Questions: Synaptic Vesicle Release and Exocytosis
5 questions to test your understanding
Score: 0 / 5
Question 1 Multiple Choice
A drug blocks voltage-gated calcium channels at the axon terminal. Action potentials still fire and propagate normally. What effect does this have on neurotransmitter release?
ARelease is unaffected because the action potential itself causes vesicle fusion
BRelease is eliminated because calcium influx is the trigger that activates synaptotagmin and initiates SNARE-mediated fusion
CRelease is reduced by 50% because only some vesicles require calcium
DRelease is delayed but eventually occurs as calcium leaks through other channels
Calcium influx through voltage-gated channels is the essential trigger. When the action potential depolarizes the terminal, it opens these channels specifically; calcium floods in and binds synaptotagmin, which releases the complexin clamp on the SNARE complex and catalyzes membrane fusion. Without calcium entry, SNARE proteins remain primed but blocked — the action potential provides no alternative route to fusion. Option A reflects a common misconception that depolarization alone drives release.
Question 2 Multiple Choice
At a typical central synapse, what happens when a single action potential arrives at the axon terminal?

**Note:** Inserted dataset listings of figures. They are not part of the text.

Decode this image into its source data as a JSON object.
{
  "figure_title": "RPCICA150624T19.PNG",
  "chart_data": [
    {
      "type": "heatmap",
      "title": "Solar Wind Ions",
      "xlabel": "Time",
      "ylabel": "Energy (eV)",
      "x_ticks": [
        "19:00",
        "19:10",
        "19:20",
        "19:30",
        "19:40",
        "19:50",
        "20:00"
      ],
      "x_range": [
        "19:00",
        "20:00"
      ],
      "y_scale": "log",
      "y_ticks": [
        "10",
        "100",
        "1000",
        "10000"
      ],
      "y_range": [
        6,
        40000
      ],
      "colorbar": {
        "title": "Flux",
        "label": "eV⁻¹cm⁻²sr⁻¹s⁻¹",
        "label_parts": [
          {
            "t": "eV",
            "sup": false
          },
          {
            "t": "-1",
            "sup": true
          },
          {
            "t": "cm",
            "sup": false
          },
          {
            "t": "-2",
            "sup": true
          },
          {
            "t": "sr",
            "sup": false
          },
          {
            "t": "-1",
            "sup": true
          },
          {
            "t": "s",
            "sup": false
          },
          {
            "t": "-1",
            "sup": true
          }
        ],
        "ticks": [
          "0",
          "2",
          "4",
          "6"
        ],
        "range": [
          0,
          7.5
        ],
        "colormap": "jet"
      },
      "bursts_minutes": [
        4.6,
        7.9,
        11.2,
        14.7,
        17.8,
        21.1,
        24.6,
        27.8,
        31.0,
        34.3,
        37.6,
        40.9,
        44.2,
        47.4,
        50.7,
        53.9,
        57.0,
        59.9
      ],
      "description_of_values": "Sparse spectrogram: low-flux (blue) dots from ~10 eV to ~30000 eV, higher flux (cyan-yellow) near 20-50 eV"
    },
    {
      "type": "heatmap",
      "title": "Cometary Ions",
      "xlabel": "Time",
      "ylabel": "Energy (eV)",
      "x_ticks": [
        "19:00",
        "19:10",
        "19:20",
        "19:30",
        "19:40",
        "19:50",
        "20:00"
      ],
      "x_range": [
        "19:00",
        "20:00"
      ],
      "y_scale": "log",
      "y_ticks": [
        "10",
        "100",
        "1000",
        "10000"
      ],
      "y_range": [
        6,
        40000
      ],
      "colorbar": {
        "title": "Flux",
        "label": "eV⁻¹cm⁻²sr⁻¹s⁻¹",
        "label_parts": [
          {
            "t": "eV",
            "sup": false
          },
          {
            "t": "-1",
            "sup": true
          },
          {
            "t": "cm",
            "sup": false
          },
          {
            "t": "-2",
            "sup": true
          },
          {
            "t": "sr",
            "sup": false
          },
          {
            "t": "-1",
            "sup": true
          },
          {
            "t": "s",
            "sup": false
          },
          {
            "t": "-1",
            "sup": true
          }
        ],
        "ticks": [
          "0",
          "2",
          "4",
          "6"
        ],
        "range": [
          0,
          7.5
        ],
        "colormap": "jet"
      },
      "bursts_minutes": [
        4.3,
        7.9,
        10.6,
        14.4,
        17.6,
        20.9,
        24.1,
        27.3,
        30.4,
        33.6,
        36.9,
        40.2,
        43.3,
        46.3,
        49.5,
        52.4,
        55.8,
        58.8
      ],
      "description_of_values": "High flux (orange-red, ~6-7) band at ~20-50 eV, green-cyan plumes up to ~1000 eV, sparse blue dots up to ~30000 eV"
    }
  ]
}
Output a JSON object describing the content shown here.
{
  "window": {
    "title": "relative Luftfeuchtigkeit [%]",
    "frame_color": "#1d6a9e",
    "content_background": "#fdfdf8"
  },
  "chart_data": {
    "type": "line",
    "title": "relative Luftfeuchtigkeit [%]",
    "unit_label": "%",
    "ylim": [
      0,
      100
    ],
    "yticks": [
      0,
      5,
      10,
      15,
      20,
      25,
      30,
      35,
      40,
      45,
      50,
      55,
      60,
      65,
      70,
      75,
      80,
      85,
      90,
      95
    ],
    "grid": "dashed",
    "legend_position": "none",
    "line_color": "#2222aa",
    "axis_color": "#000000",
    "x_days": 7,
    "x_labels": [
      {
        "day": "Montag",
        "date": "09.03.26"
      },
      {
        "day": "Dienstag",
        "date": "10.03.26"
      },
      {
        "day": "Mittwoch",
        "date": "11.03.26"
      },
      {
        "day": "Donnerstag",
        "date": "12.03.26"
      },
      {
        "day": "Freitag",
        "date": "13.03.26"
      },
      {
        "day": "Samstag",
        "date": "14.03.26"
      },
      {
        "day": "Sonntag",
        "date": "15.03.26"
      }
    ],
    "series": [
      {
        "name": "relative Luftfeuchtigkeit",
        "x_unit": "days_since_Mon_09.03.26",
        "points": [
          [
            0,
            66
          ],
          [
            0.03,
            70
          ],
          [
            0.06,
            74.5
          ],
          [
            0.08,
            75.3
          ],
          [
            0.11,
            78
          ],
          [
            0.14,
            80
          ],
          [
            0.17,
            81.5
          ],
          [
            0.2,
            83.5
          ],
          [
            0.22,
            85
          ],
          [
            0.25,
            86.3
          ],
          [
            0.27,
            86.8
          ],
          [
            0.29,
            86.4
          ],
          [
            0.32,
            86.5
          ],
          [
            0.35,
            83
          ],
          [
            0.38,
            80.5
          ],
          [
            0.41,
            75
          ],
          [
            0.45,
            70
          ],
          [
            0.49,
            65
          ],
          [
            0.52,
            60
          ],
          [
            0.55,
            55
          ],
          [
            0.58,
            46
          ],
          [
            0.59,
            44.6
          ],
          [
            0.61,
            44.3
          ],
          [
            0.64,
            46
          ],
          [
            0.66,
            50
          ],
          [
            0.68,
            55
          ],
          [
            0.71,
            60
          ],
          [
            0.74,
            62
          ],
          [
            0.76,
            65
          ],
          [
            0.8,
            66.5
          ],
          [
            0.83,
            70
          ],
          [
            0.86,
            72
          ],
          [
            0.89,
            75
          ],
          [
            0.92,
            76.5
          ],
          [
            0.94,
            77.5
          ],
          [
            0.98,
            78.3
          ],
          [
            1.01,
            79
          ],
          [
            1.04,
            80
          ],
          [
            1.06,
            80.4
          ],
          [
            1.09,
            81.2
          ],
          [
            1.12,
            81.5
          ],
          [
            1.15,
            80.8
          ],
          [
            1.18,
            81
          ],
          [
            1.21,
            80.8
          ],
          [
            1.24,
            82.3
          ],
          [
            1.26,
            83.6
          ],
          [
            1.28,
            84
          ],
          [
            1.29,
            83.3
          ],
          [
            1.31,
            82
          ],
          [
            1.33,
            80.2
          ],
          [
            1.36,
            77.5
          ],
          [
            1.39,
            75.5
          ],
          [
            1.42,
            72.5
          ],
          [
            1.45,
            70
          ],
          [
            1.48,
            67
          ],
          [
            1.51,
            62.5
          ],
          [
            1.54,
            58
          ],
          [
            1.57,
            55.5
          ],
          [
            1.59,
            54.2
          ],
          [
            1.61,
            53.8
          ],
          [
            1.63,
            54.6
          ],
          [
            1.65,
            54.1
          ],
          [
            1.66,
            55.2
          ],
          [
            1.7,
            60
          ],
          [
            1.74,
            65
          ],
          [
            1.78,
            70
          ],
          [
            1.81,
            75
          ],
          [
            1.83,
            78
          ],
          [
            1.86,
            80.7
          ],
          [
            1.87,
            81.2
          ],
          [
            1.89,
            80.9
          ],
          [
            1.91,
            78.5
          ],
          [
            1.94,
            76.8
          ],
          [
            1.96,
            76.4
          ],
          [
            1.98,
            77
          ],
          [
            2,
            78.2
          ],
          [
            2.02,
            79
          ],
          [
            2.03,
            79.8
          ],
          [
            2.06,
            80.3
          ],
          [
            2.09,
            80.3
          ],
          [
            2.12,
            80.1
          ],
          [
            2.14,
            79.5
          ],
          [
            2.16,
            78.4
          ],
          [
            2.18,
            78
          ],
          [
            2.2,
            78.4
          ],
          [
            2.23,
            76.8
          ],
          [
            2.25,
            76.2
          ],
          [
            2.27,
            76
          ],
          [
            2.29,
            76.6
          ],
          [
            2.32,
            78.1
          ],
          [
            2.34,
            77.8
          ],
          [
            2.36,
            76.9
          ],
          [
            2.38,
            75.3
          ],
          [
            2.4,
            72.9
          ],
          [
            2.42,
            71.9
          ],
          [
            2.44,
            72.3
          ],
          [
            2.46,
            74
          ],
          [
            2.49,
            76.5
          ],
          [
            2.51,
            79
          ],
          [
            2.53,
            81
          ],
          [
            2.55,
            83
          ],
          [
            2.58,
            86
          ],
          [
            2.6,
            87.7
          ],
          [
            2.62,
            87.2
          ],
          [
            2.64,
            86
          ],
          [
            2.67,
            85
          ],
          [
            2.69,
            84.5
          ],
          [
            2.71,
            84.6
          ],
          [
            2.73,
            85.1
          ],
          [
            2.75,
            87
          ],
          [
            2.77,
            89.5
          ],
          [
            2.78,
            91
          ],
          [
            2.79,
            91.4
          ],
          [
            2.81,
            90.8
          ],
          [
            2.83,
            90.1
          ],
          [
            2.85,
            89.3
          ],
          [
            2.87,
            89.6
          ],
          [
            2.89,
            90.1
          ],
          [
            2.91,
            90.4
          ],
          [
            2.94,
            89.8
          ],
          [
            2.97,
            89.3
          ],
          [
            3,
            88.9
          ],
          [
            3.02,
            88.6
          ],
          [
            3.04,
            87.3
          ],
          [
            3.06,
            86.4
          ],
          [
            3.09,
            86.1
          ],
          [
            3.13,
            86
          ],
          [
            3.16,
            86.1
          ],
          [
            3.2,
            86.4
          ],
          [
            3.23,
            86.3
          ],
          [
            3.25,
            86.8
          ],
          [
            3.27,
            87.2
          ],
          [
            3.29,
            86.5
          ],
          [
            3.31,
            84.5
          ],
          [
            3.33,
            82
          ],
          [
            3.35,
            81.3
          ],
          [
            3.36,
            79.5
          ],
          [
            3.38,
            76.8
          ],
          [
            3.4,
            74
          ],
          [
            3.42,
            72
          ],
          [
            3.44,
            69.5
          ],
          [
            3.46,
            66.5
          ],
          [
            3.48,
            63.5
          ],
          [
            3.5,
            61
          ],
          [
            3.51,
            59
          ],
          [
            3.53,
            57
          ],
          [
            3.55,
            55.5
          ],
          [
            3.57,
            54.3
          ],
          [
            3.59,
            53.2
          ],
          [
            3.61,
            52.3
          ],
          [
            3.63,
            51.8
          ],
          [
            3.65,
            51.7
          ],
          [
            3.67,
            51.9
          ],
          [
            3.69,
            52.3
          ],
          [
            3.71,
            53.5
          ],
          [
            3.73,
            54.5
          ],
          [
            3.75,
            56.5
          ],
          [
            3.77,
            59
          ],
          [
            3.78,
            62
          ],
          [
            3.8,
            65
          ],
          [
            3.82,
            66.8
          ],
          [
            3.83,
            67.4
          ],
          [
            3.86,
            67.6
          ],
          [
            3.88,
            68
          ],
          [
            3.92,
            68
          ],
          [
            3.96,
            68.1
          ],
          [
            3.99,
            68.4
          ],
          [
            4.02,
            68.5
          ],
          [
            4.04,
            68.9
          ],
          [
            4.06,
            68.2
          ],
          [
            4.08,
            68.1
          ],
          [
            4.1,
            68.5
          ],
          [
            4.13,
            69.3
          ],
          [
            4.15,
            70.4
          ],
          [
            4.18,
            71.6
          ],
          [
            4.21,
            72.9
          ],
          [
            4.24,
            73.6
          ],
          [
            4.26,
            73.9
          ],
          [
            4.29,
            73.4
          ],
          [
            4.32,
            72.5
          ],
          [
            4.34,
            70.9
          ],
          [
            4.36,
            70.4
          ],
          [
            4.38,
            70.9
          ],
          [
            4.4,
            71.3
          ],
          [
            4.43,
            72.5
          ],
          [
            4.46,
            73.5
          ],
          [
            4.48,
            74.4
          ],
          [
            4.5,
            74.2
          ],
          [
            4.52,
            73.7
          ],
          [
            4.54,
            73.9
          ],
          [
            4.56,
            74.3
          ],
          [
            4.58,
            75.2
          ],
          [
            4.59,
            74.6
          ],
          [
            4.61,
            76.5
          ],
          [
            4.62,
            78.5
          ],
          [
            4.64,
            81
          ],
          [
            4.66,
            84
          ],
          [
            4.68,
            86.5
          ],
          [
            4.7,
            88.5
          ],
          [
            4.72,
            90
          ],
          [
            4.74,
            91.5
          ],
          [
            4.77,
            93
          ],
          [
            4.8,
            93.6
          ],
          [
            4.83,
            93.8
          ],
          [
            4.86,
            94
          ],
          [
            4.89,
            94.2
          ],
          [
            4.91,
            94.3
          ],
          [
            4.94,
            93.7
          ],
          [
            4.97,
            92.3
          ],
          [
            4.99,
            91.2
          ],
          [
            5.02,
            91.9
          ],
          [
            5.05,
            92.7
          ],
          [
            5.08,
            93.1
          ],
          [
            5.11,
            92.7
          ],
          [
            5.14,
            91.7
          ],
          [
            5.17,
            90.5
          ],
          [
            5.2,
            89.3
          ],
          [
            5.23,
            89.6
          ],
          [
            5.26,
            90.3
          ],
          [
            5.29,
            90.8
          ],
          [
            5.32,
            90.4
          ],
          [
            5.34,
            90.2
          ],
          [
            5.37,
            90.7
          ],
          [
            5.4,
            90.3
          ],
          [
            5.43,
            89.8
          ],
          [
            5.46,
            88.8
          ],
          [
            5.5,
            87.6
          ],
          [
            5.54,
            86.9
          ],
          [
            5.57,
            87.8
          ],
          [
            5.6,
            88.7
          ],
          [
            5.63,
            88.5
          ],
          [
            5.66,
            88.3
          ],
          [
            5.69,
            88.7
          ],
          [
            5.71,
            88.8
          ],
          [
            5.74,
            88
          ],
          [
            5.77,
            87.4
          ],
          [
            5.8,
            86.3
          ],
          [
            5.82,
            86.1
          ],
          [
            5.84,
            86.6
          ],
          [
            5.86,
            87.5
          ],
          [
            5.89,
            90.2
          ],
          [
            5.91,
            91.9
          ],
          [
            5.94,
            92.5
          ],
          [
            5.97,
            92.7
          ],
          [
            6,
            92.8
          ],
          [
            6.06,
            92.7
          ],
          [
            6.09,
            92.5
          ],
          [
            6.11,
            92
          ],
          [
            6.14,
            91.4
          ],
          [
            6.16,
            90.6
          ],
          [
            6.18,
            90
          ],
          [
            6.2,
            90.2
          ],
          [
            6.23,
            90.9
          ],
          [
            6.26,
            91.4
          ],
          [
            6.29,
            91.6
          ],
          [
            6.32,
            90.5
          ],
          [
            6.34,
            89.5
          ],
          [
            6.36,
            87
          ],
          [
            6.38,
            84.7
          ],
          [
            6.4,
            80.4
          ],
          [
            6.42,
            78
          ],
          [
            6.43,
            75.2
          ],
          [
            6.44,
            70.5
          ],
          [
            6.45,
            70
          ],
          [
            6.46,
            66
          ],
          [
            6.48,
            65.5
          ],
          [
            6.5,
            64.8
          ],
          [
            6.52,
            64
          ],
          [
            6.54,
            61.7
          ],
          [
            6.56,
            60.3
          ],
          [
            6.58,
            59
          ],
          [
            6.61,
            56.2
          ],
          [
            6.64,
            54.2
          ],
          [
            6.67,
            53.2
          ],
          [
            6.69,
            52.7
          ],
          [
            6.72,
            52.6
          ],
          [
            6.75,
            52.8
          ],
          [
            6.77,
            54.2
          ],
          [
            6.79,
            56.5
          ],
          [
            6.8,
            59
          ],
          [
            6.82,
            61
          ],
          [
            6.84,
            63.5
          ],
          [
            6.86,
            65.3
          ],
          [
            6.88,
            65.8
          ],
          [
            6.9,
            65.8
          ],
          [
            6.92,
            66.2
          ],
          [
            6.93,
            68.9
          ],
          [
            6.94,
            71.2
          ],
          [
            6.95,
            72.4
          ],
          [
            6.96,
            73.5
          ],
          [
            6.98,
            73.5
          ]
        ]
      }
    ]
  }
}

AAll docked vesicles fuse and release their neurotransmitter
BVesicle release is triggered only if the action potential frequency exceeds a threshold
CMost docked vesicles do not release — each has only a 10–30% probability of fusing on any single action potential
DExactly one vesicle fuses, as release is controlled by an all-or-none mechanism
Synaptic release is probabilistic, not deterministic. Any given docked vesicle has only a 10–30% chance of fusing per action potential, depending on local calcium concentration and channel proximity. This means most vesicles remain docked after any single action potential. This probabilistic nature is not a flaw — it is the basis of short-term synaptic plasticity, allowing release probability to be tuned up or down by modulatory signals.
Question 3 True / False
The amount of neurotransmitter released by a single vesicle fusion event varies continuously depending on how much calcium enters the axon terminal.
TTrue
FFalse
Answer: False
Each vesicle contains a fixed 'quantum' of approximately 5,000 neurotransmitter molecules, and fusion releases the entire contents. What varies with calcium concentration is the *probability* that a given vesicle will fuse — not the amount released per fusion event. This quantal nature of release was a key discovery in synaptic physiology. The calcium-dependent variable is release probability, not quantum size.
Question 4 True / False
The SNARE complex drives membrane fusion by generating mechanical force: as synaptobrevin, syntaxin, and SNAP-25 zipper together into a four-helix bundle, they pull the vesicle and plasma membranes into close enough apposition to fuse.
TTrue
FFalse
Answer: True
This is correct. The SNARE proteins form a coiled-coil bundle (analogous to twisting ropes together) that generates mechanical force overcoming the natural electrostatic repulsion between lipid bilayers. Without this force, the two membranes would not come close enough to fuse spontaneously. The calcium-sensing step (synaptotagmin) gates the final assembly, but the SNARE complex itself provides the physical driving force for fusion.
Question 5 Short Answer
Why is calcium specifically — rather than sodium or potassium ions that also flow during the action potential — the trigger for synaptic vesicle release?
Think about your answer, then reveal below.
Model answer: Calcium is the trigger because of two specific features: first, voltage-gated calcium channels are concentrated precisely near docked vesicles, creating a high-calcium microdomain right where it's needed; second, the vesicle protein synaptotagmin is a calcium sensor that specifically binds Ca2+ ions and undergoes the conformational change that releases the SNARE clamp. Sodium and potassium channels are not concentrated near vesicle docking sites, and there is no sodium- or potassium-sensing machinery on vesicles. The specificity is architectural (where the channels are) and molecular (what the sensor detects).
The steep extracellular-to-intracellular calcium gradient (roughly 10,000-fold) means that even brief channel opening floods the local area with calcium. The coupling between channel location and vesicle docking ensures that calcium reaches synaptotagmin within microseconds. This spatial co-localization is why the action potential-to-release delay is less than 1 millisecond.